Currently, more than 1 million people in the United States are living with HIV/AIDS, according to the National Institute of Allergy and Infectious Diseases, or NIAID. HIV stands for human immunodeficiency virus, and AIDS stands for acquired immunodeficiency syndrome. AIDS is the end stage of HIV infection. It has no cure, but antiretroviral drugs suppress the virus, making it possible for infected persons to live for many years.
Features
You can be infected with HIV for years and not be aware of it, but eventually HIV levels build up in the blood and begin to attack your immune system. Specifically, the virus destroys CD4 positive T cells, the white blood cells that your body uses to fight off infections. Without sufficient levels of these T cells, your immune system weakens and can no longer fight off infections and diseases properly, allowing AIDS to develop. An AIDS diagnosis occurs, according to the NIAID, when someone infected with HIV has "one or more opportunistic infections, such as pneumonia or tuberculosis, and has a dangerously low number of CD4+ T cells." The Institute defines a dangerously low number as "less than 200 cells per cubic millimeter of blood."
History
In 1959, doctors diagnosed the first known case of HIV-1, the predominant strain of HIV, in a human, according to the Centers for Disease Control and Prevention, or CDC. A blood sample from a man in Kinshasa, Democratic Republic of the Congo, contained the virus, but how he was infected is unknown. Documentation by the CDC shows that HIV has been in the United States since at least the late 1970s. From 1979 to 1981, reports of unusual types of cancer, pneumonia and other diseases started to come from doctors in New York and Los Angeles. The patients were primarily men who had sex with other men.

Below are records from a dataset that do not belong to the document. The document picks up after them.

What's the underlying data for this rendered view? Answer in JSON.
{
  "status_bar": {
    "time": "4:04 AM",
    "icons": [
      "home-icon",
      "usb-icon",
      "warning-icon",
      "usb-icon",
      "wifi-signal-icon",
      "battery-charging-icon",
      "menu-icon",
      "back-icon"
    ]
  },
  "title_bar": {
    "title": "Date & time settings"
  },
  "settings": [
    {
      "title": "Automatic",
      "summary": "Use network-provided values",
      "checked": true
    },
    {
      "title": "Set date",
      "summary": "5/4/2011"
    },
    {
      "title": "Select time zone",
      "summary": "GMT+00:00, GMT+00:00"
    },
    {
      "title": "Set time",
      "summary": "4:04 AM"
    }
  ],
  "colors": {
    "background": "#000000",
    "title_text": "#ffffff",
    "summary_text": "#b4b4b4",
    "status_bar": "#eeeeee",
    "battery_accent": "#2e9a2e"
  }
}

The number of HIV-1 infections in the United States continued to rise. In 1982, public health officials first used the term "acquired immunodeficiency virus" to describe the rare types of cancer, pneumonia and other illnesses in people who were previously healthy. In that same year, health officials began formal tracking of AIDS cases. In 1983, researchers discovered the virus that leads to AIDS. Eventually, the official name for the virus became human immunodeficiency virus, or HIV. Scientists now believe that the virus originated in chimpanzees in West Africa and transferred to humans when hunters were exposed to blood.
Prevalence
In 2007, the number of people living with HIV/AIDS worldwide was approximately 33 million, reports the NIAID, and that same year 2.7 million others became newly infected with HIV. In the United States, more than 1 million people have HIV/AIDS, and 21 percent of those are unaware of the infection. Since the AIDS epidemic began in the United States in 1981, the number of people dying from AIDS totals 565,927.
Symptoms
Within one to two months after initial exposure to HIV, you may experience flulike symptoms, such as headache, fever, tiredness and enlarged lymph nodes in the area around the neck and groin. Many people fail to connect these symptoms to HIV and attribute them to the flu or some other viral infection. Some have no symptoms at all. When the virus eventually weakens the immune system and AIDS develops, typical symptoms include rapid weight loss, fevers and night sweats, extreme fatigue for no reason and diarrhea for longer than a week. Lymph glands in the groin, neck or armpits may stay swollen, you may have develop sores around the mouth, genitals or anus, and you may develop pneumonia. Pink, red, purple or brown blotches may develop on or under the skin or inside the nose, mouth or eyelids, and you may have depression, memory loss and other neurological problems.
Risk Factors
HIV travels in the blood, semen and vaginal fluid of persons who have the virus. The virus spreads through exchange of these bodily fluids---such as in unprotected vaginal, oral or anal sex---or by injecting drugs using a shared needle. AIDS has no cure, and no vaccine exists to prevent HIV infection. The best way to protect against HIV/AIDS is to practice safe sex, do not share needles and do not have multiple sex partners.